The first thing that happens to the parsed XML is that it gets passed to clojure.zip/xml-zip. Zippers are standard data structures that encapsulate the data at a position in a tree structure, as well as the information necessary to navigate back out. This takes Clojure's native XML data structure and turns it into something that can be navigated quickly using commands such as clojure.zip/down and clojure.zip/right. Being a functional programming language, Clojure encourages you to use immutable data structures, and zippers provide an efficient, natural way to navigate and modify a tree-like structure, such as an XML document.

Zippers are very useful and interesting, and understanding them can help you understand and work better with immutable data structures. For more information on zippers, the Clojure-doc page is helpful (http://clojure-doc.org/articles/tutorials/parsing_xml_with_zippers.html). However, if you would rather dive into the deep end, see Gerard Huet's paper, The Zipper (http://www.st.cs.uni-saarland.de/edu/seminare/2005/advanced-fp/docs/huet-zipper.pdf).

Processing in a pipeline

We used the ->> macro to express our process as a pipeline. For deeply nested function calls, this macro lets you read it from the left-hand side to the right-hand side, and this makes the process's data flow and series of transformations much more clear.

We can do this in Clojure because of its macro system. ->> simply rewrites the calls into Clojure's native, nested format as the form is read. The first parameter of the macro is inserted into the next expression as the last parameter. This structure is inserted into the third expression as the last parameter, and so on, until the end of the form. Let's trace this through a few steps. Say, we start off with the expression (->> x first (map length) (apply +)). As Clojure builds the final expression, here's each intermediate step (the elements to be combined are highlighted at each stage):

(->> x first (map length) (apply +))
(->>(first x) (map length) (apply +))
(->>(map length (first x)) (apply +))
(apply + (map length (first x)))

Comparing XML and JSON

XML and JSON (from the Reading JSON data into Incanter datasets recipe) are very similar. Arguably, much of the popularity of JSON is driven by disillusionment with XML's verboseness.

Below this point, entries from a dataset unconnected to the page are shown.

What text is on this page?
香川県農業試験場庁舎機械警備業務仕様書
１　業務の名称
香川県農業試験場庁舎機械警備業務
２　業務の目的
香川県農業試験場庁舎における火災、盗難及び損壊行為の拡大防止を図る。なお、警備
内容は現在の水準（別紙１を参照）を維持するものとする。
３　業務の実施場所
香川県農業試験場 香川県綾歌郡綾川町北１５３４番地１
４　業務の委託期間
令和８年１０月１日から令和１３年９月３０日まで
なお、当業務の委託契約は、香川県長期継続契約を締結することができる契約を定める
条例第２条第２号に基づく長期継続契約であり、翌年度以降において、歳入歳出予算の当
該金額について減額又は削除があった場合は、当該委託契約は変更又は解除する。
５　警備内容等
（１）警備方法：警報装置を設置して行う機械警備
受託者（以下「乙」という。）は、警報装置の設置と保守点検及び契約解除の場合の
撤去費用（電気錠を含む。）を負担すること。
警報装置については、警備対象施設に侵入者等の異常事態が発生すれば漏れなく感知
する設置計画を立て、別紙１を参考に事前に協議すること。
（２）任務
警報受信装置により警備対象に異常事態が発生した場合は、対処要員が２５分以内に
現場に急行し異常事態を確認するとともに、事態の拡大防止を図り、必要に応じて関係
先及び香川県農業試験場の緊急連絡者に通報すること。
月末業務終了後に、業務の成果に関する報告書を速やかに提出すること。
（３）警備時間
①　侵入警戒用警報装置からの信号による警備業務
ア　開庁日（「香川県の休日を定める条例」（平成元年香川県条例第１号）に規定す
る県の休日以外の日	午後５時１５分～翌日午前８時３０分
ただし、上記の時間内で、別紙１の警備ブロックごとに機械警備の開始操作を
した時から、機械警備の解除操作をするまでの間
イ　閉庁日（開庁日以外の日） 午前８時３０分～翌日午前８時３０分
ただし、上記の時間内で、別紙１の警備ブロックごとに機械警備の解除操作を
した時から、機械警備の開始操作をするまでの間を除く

When we're dealing with these formats in Clojure, the biggest difference is that JSON is converted directly to native Clojure data structures that mirror the data, such as maps and vectors Meanwhile, XML is read into record types that reflect the structure of XML, not the structure of the data.

In other words, the keys of the maps for JSON will come from the domains, first_name or age, for instance. However, the keys of the maps for XML will come from the data format, such as tag, attribute, or children, and the tag and attribute names will come from the domain. This extra level of abstraction makes XML more unwieldy.